Photo: CP/Frank Gunn

The roles and responsibilities associated with captaincy in sports are often difficult to identify.  Mired in the vague ambit of “leadership” and often prone to media sensationalism, fans commonly have their own personal definition of what they want in a captain.  Yet there is the concrete realization that at the very least, a captain must be recognized as such by those he leads.  That is why this TSN article is as good an indicator as any that Dion Phaneuf is on the right track with this young Toronto squad.

Hockey fans’ thoughts on ideal captains tend to vary between a multitude of popular schemas.  For instance, there is the tough-as-nails, gritty warrior captain.  These captains can contribute significantly in the offensive end, but best lead through the relentless, fearless use of their bodies as battering rams.  This brand of leader is currently epitomized by the likes of Ryan Callahan, David Backes and Dustin Brown.

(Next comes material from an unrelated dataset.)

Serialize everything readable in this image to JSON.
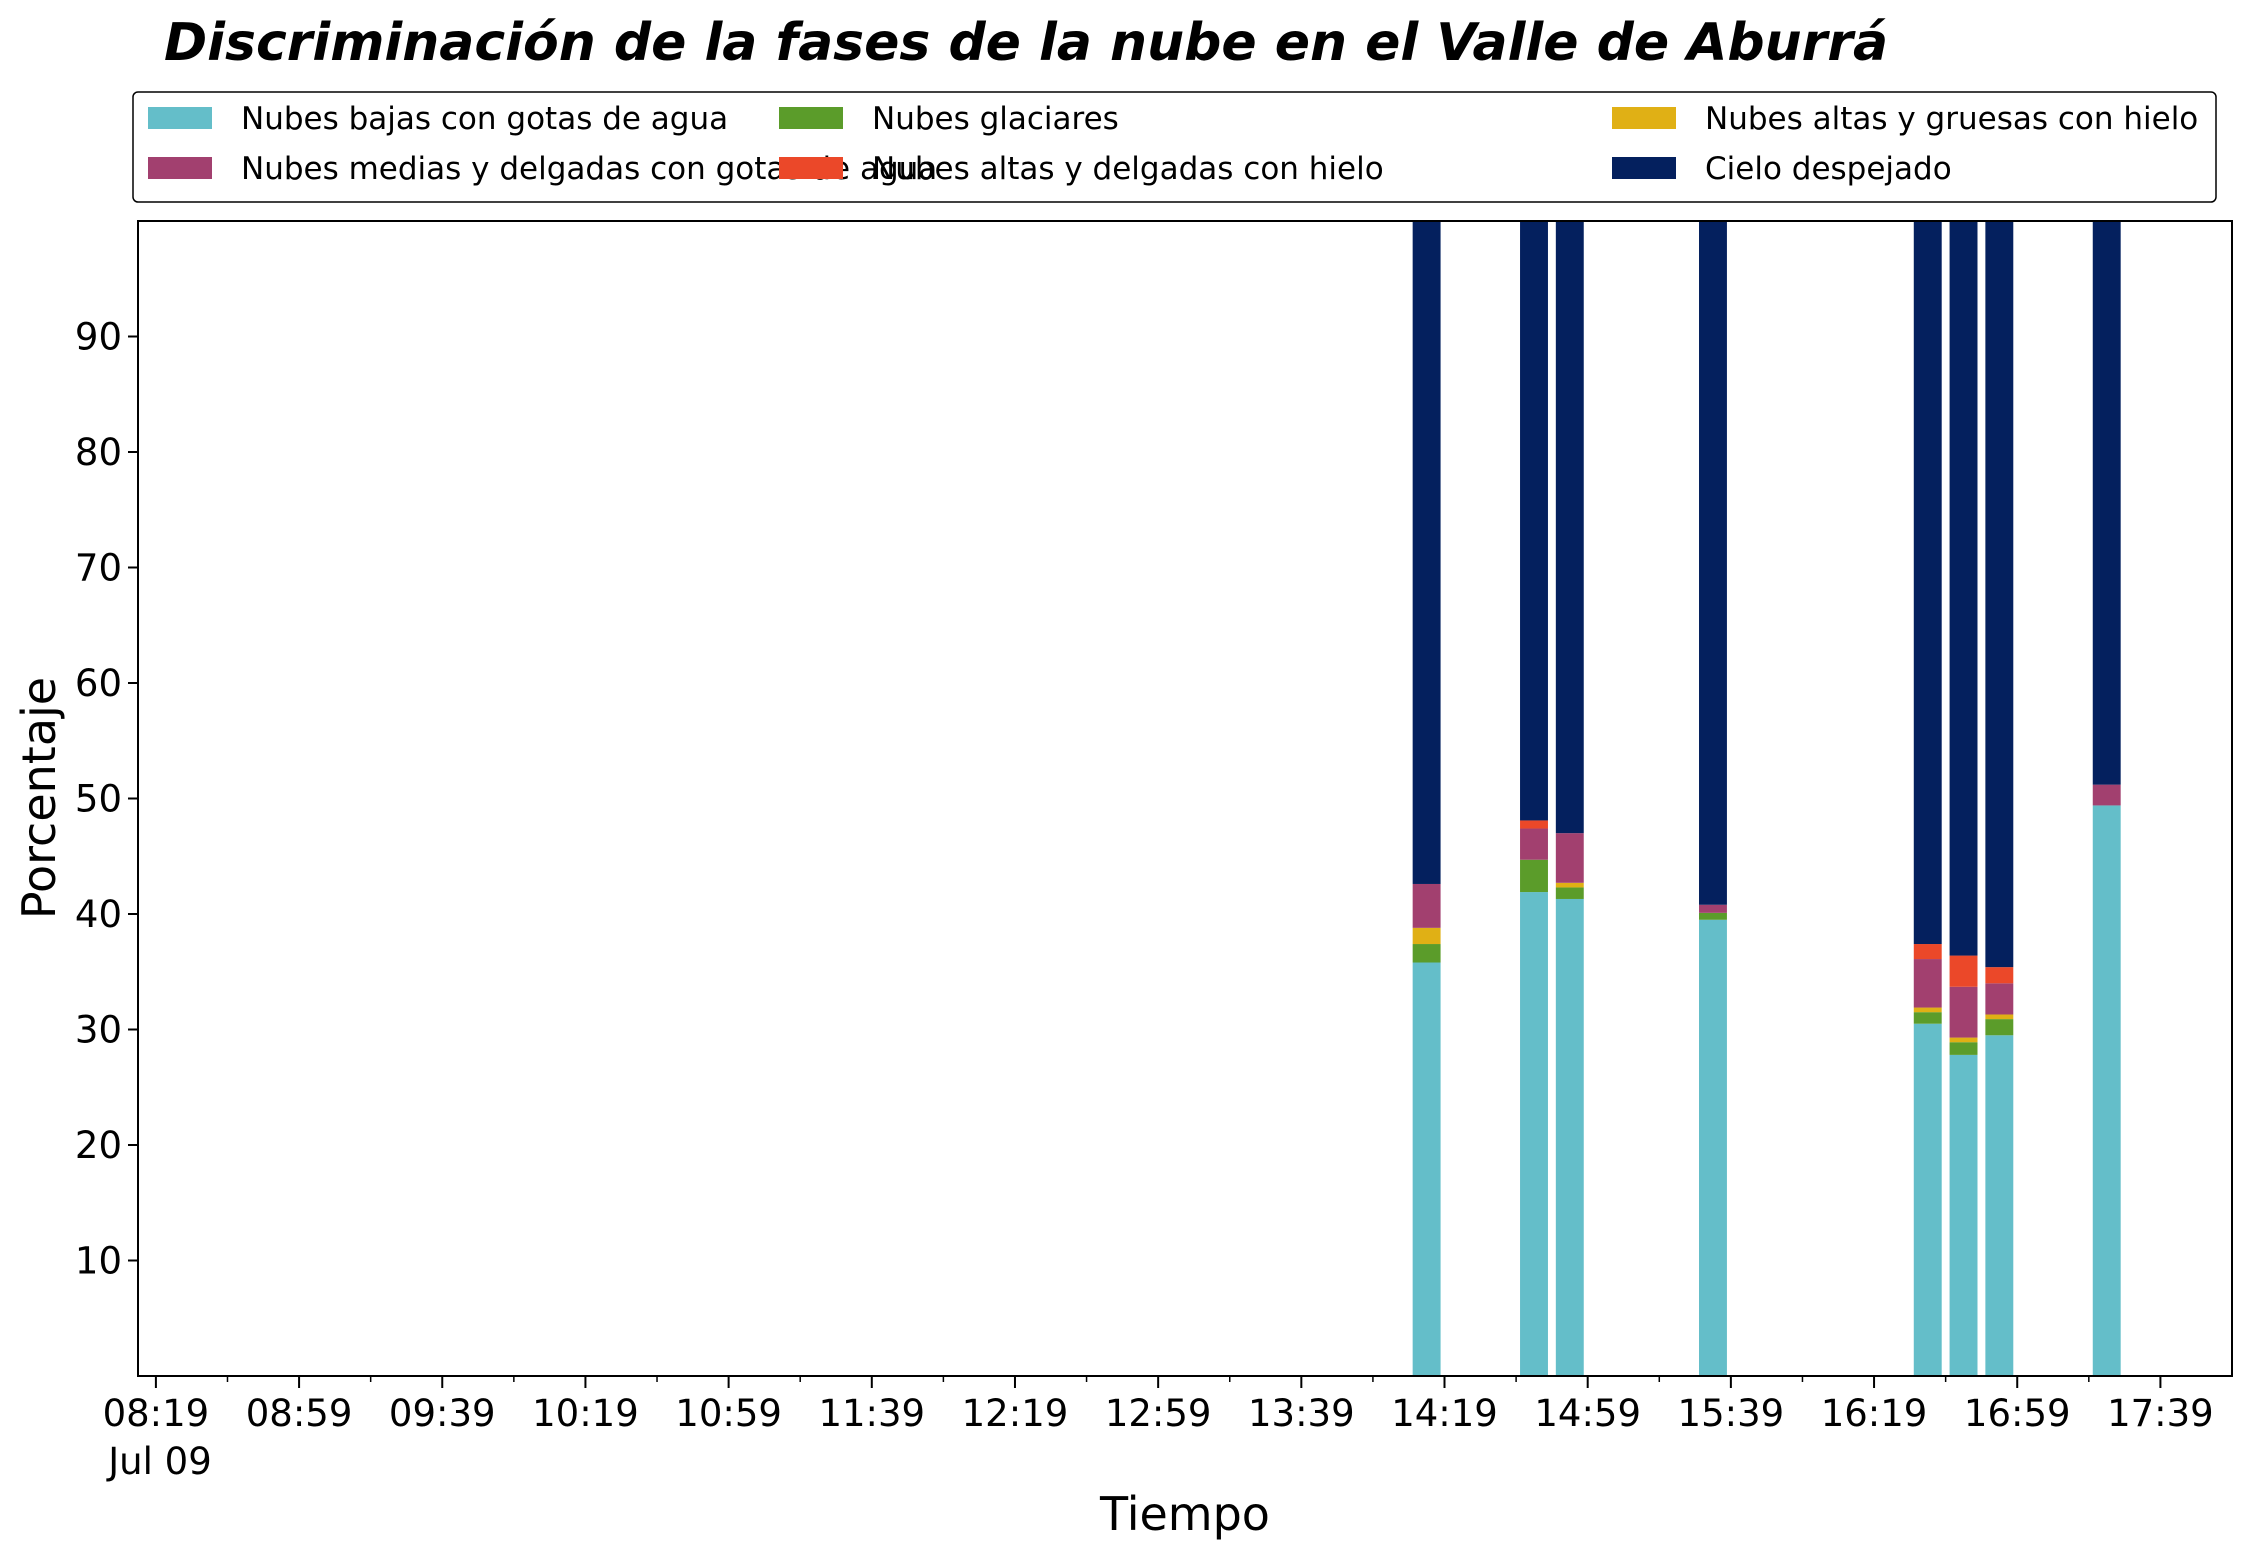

Alternatively, there is the captain that, night in and night out, is a two way force for his club.  The tireless hard work of these leaders at both ends of the rink gives their teammates inspiration and an example to follow.  Zach Parise, Mikko Koivu, and Jonathan Toews lead their franchises in this manner and are respected league-wide for their consistent effort.

There are also the ever-present veteran captains.  These long serving players command respect not only because of their play, but also on account of their experience, savvy, and status in the hockey community at large.  Present iterations of this schema include Nicklas Lidstrom, Daniel Alfredsson, and Shane Doan.

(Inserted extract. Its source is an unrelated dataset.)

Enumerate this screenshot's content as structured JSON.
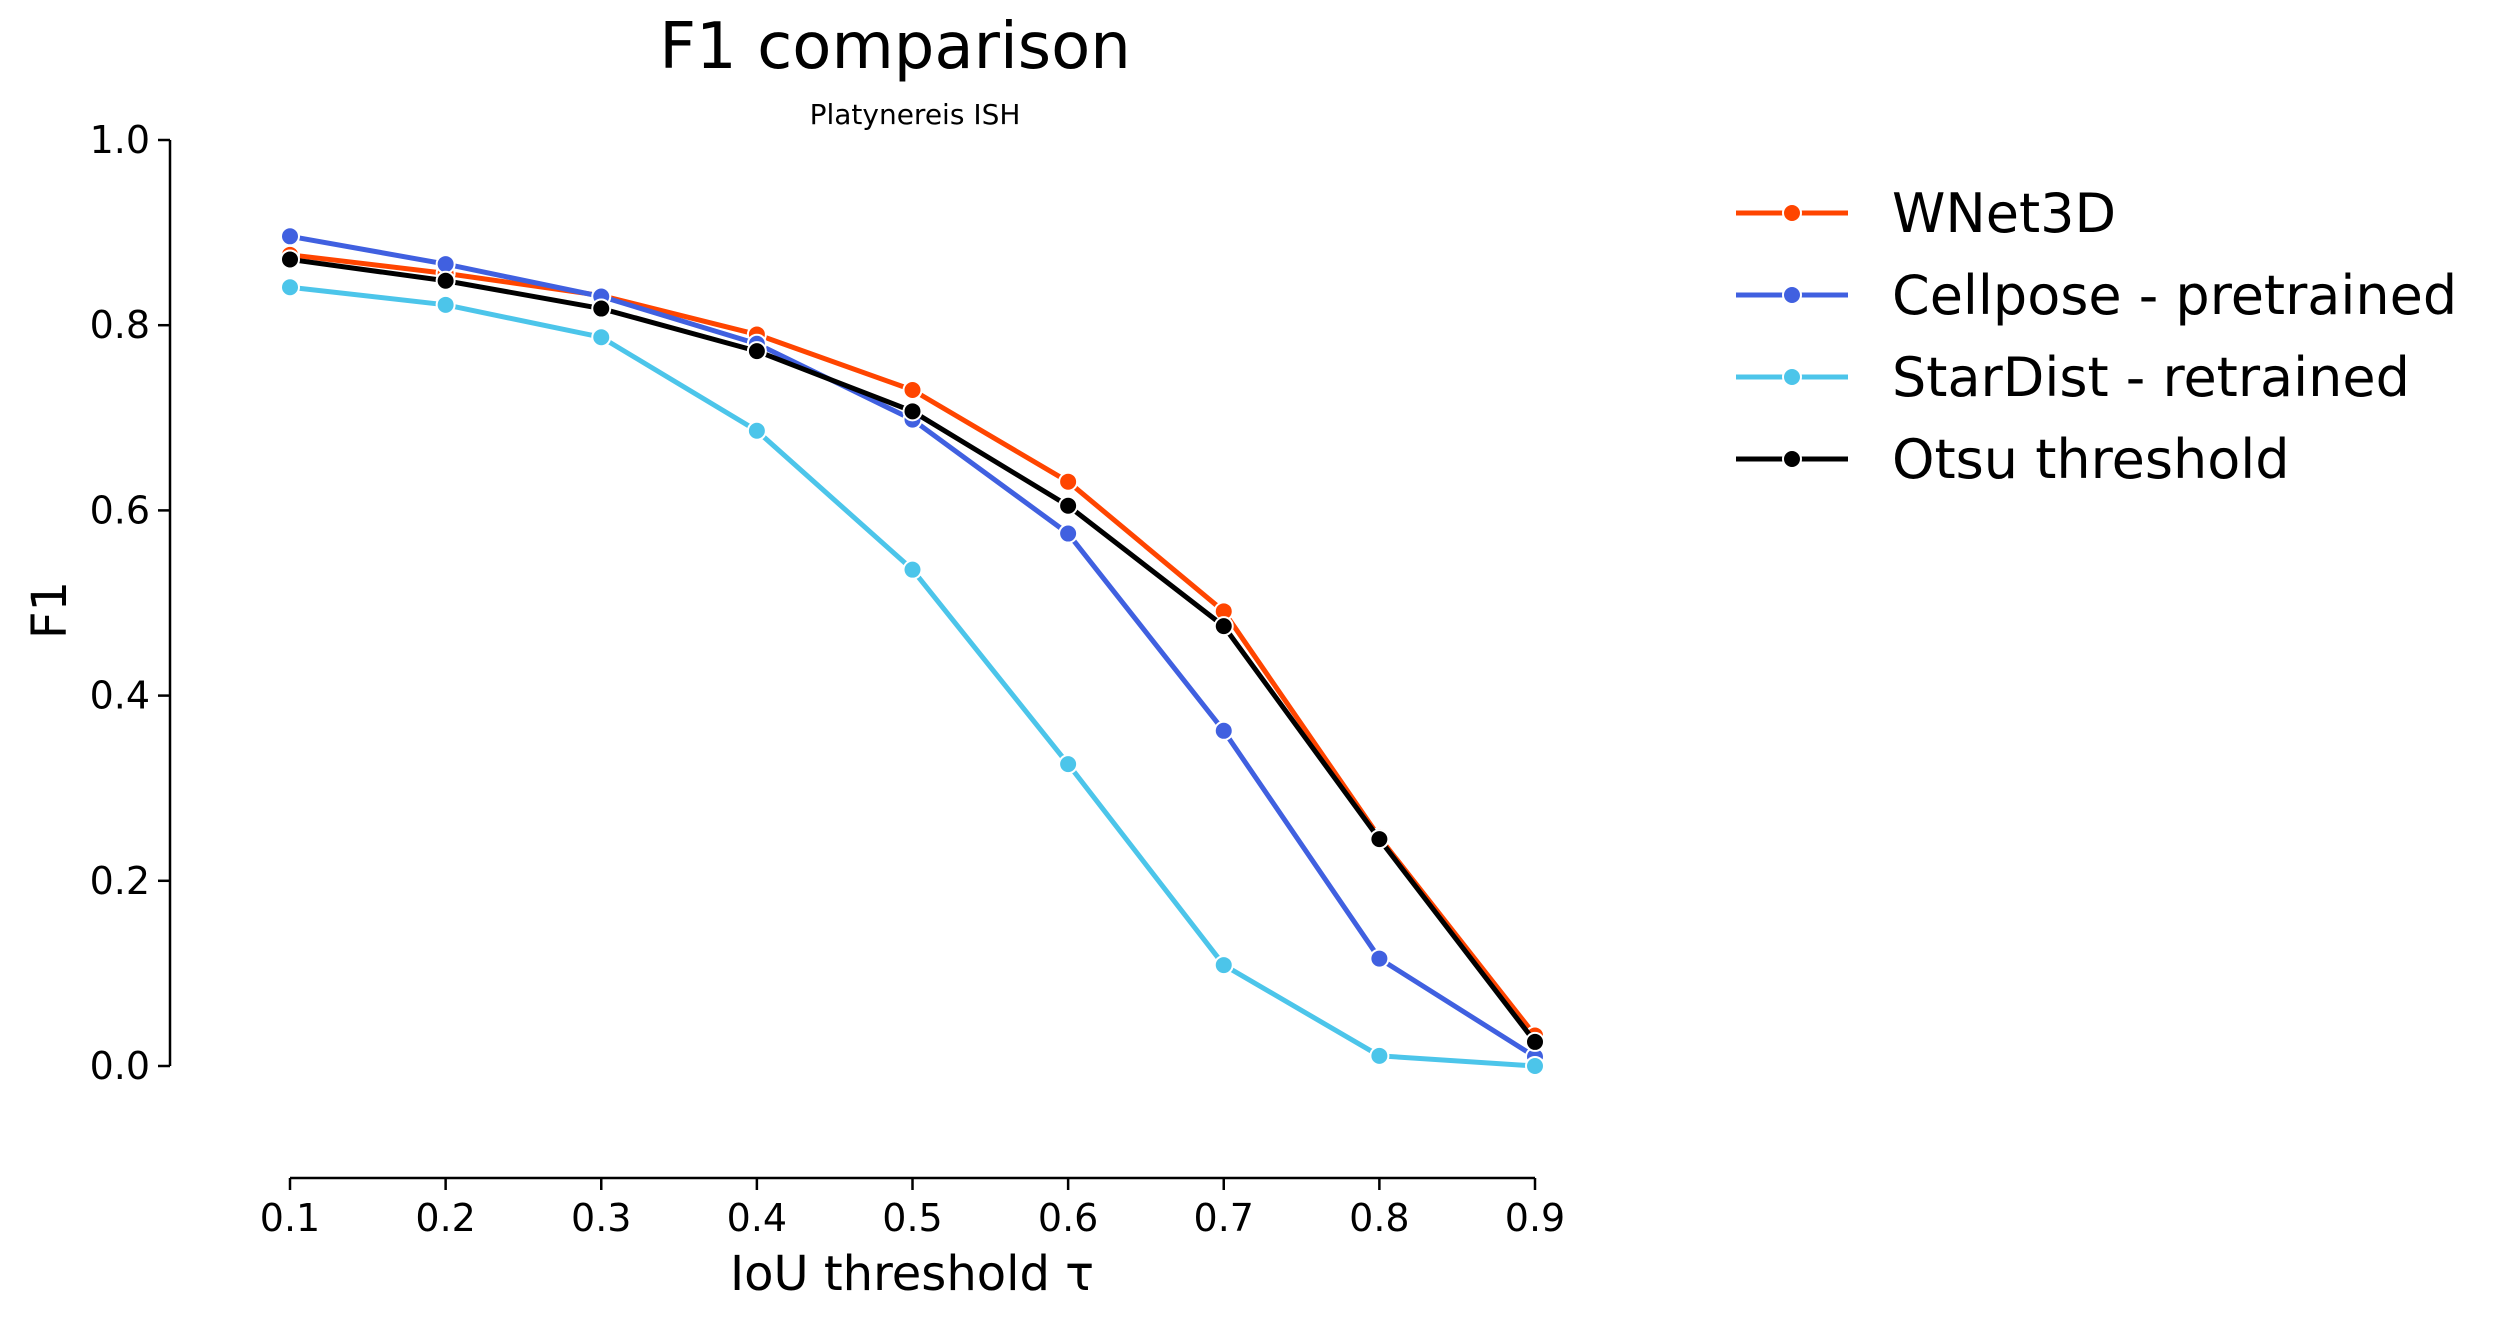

Additionally, there are a few, less well-defined schemas.  For one, I would be remiss not to mention the “intimidating blueline presence” captain, a category many would throw Toronto’s Phaneuf into (along with Shea Weber, Chris Pronger, and Zdeno Chara).  Moreover, many of us are probably familiar with the “best player on the team” captain, popular on the hockey teams you played on growing up (see: Joe Thornton, Vincent Lecavalier, Alexander Ovechkin).

Thus, with such a variety in types of leaders, one inevitably wonders, “what type of captain is the best?”  There’s no simple answer, but the best I have ever heard is “the type of captain that your team needs”.  And really, the evidence supporting this response is on hand with many of the better captains in today’s game, as their respective schemas often define the identity of their teams.  This is on display with gritty, bruising clubs such as the New York Rangers (Callahan) and the Los Angeles Kings (Brown).  It is furthered by defensively aware, hard working teams like the Minnesota Wild (Koivu) or veteran-rich, experienced squads like the Detroit Red Wings (Lidstrom) and the Phoenix Coyotes (Doan).

In many of the sad years for this Toronto franchise since the lockout, there has been an obvious struggle for identity.  I am a Mats Sundin fan (yes, still) and believe he fell within a combination of the “veteran” and “best player on the team” captaincy schemas.  Yet, with the loss of high-quality veteran support post-lockout (and high-quality players in general), this team has floundered without an identity for years.  Clearly, this is beginning to change.  While our developing identity is partially due to an influx of talent and improving player development, articles such as the one linked above make it clear that a change in leadership in the locker room has had a distinct effect.  With a fiery personality and no-nonsense attitude, Dion Phaneuf may be defining a unique schema of his own.  It may also be one that is perfect for an incredibly young, but increasingly dedicated group of Toronto Maple Leafs.